I hope that Devolving English Literature may serve also as a manifesto, one which champions impurity and pluralism, concentrating on certain heteroglot and multicultural writings of Scotland and America as emblematic of these qualities, though having no monopoly on them. Davie wishes to smear me as a ‘nationalist’ who knows only ‘resentment’. I hope that other readers may be more generous, and may consider how smoothly the wish to articulate cultural difference may be dismissed by the powerful as ‘having a chip on the shoulder’. I hope also that the book may find readers in England who recognise that I have as little time for Anglophobia as I have for Anglocentric prejudice.

Robert Crawford
University of St Andrews

It was very pleasing to see the work of the poet W.S. Graham praised by Donald Davie in his review (LRB, 9 July) of the Faber Book of 20th-century Scottish Poetry, edited by Douglas Dunn. While Dunn and Davie speak up for Graham’s poetry, please may I speak up for Graham’s character? Davie describes him as ‘a drunk; and not a convivial drunk, but sour and contumacious … not an attractive character’. I met Graham briefly at an Arvon Foundation course in 1979. Yes, I know he was on show, and yes, I suppose he was drunk, but he was friendly, approachable, kindly and charming.
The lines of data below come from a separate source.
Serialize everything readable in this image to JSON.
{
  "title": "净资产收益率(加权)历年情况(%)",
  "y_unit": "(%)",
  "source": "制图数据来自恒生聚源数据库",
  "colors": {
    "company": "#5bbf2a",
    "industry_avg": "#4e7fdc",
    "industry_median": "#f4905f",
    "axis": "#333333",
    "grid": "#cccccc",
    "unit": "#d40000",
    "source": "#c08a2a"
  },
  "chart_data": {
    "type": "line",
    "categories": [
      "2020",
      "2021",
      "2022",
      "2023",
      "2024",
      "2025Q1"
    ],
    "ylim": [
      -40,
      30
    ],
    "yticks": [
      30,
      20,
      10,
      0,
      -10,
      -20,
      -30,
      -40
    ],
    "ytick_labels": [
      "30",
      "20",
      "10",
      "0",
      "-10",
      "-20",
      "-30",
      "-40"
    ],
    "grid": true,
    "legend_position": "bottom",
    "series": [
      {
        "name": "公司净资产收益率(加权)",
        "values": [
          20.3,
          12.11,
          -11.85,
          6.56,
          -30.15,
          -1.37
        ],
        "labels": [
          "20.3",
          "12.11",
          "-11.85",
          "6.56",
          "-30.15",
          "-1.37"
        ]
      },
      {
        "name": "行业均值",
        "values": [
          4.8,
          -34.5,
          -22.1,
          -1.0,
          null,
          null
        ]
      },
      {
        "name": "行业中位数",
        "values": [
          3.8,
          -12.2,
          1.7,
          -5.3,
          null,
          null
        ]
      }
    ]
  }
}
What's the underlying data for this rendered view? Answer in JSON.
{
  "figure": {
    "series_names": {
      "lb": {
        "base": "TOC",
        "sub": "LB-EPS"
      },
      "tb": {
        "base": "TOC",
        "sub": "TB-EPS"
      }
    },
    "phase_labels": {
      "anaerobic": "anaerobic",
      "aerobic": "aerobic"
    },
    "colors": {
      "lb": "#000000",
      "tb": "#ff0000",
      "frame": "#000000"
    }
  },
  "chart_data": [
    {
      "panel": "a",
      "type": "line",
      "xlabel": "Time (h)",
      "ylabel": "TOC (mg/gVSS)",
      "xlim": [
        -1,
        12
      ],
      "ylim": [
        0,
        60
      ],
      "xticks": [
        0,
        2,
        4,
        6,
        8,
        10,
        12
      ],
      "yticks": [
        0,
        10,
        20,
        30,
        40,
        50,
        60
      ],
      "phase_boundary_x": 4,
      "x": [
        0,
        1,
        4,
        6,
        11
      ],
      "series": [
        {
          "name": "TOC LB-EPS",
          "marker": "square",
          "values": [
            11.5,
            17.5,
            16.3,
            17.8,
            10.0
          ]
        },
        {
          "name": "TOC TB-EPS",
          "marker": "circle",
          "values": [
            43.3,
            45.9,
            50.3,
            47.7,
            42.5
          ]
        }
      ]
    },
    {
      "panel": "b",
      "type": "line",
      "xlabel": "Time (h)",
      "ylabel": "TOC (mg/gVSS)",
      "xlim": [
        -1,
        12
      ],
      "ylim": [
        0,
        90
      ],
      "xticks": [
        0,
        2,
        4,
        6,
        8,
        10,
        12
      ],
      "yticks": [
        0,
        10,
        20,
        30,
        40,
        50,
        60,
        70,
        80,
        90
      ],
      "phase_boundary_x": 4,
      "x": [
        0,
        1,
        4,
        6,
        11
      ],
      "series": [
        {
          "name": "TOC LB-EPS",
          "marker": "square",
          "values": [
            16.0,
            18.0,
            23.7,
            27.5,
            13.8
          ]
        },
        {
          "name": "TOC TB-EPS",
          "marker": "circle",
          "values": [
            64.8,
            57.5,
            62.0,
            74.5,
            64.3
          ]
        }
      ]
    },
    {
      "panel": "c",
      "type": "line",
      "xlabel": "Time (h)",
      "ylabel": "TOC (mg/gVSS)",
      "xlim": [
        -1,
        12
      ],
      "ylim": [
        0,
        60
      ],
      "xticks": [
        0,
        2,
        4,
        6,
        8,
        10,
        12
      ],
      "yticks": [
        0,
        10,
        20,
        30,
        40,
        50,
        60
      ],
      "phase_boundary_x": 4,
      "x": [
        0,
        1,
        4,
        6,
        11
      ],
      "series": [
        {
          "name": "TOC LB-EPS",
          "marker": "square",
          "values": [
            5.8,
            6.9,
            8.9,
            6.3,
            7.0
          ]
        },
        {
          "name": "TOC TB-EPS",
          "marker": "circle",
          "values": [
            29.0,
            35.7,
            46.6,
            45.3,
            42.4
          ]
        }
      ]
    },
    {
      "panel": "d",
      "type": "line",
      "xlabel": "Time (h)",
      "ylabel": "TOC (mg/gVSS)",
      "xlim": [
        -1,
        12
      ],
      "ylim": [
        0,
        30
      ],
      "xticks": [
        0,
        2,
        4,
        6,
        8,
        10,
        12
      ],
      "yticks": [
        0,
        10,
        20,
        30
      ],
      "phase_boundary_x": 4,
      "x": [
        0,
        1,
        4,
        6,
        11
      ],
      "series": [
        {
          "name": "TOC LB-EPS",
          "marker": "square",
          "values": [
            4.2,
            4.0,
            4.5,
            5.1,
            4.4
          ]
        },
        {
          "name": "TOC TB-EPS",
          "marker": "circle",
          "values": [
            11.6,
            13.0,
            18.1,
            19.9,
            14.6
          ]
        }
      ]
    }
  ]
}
His most contumacious statement was: ‘Nobody’s going to push me off to bed early tonight!’ He emanated a quality to be found in poems like ‘Dear Bryan Wynter’, ‘To My Wife at Midnight’, and ‘Lines on Roger Hilton’s Watch’ – tenderness. I wrote to him afterwards and he replied with a letter-poem in which he describes the reading he gave as ‘Putting out the best of my poems/Not for them but to help/Myself speaking’. And perhaps the following lines answer the quoted comment about Graham’s ‘quirk of having been not-quite-obviously-Scottish-enough’:

A scarlet stream
A thread of blood is showing
From the Scotch corner
Of my fierce mouth.

Not an attractive character? I thought he was charismatic! May I also take this opportunity to ask why Faber have never published his Complete Poems, and have left it to two very small presses, Ecco and Greville, to publish poems written after 1977?

Diana Hendry

Vol. 14 No. 16 · 20 August 1992

In his cogent review (LRB, 9 July) of Douglas Dunn’s excellent anthology of modern Scottish verse, where (for once) adequate space is accorded to the badly neglected W.S. Graham, Donald Davie underlines and accentuates that poet’s achievement and importance. But as an old and close friend of Sydney’s I’m bound to contradict his description of Graham as ‘not a convivial drunk; but sour and contumacious. And he was a sponger and a skiver.’ My experience of Sydney in the pubs of Soho and Cornwall, not to mention Left Bank cafés, was totally different. Any old friend of his will confirm that if ever there was a convivialist it was Sydney. He got on with people of all kinds and classes, bar the self-important. As for sponging and skiving! Like Dylan Thomas, whose memory suffers from the same canard, he was generous and careless with money when he had it, and in the Soho tradition expected others to be the same. Be it remembered that Sydney, sans private income, remained totally committed to his vocation at a time when there were few hand-outs for poets, or chairs of creative writing. For the record, unasked but knowing he was pretty strapped I once gave, not lent, him £10. (In the Forties, this was money.) A year or two later Sydney won an Atlantic Award. Almost the first thing he did was to pay me back that £10, unasked and unexpected; to my shame, I cashed his cheque.

David Wright
Algarve, Portugal

It was cheering to read Diana Hendry’s character reference for W.S. Graham (Letters, 6 August), and to learn that she admires the poems too. She should be pleased that Faber and Faber will be publishing a new Graham title next January, Aimed at Nobody, a collection of previously unpublished poems assembled by Margaret Blackwood and Robin Skelton. There are no plans yet For a Complete Poems, but the Collected Poems, which have been in print since 1979, are still available.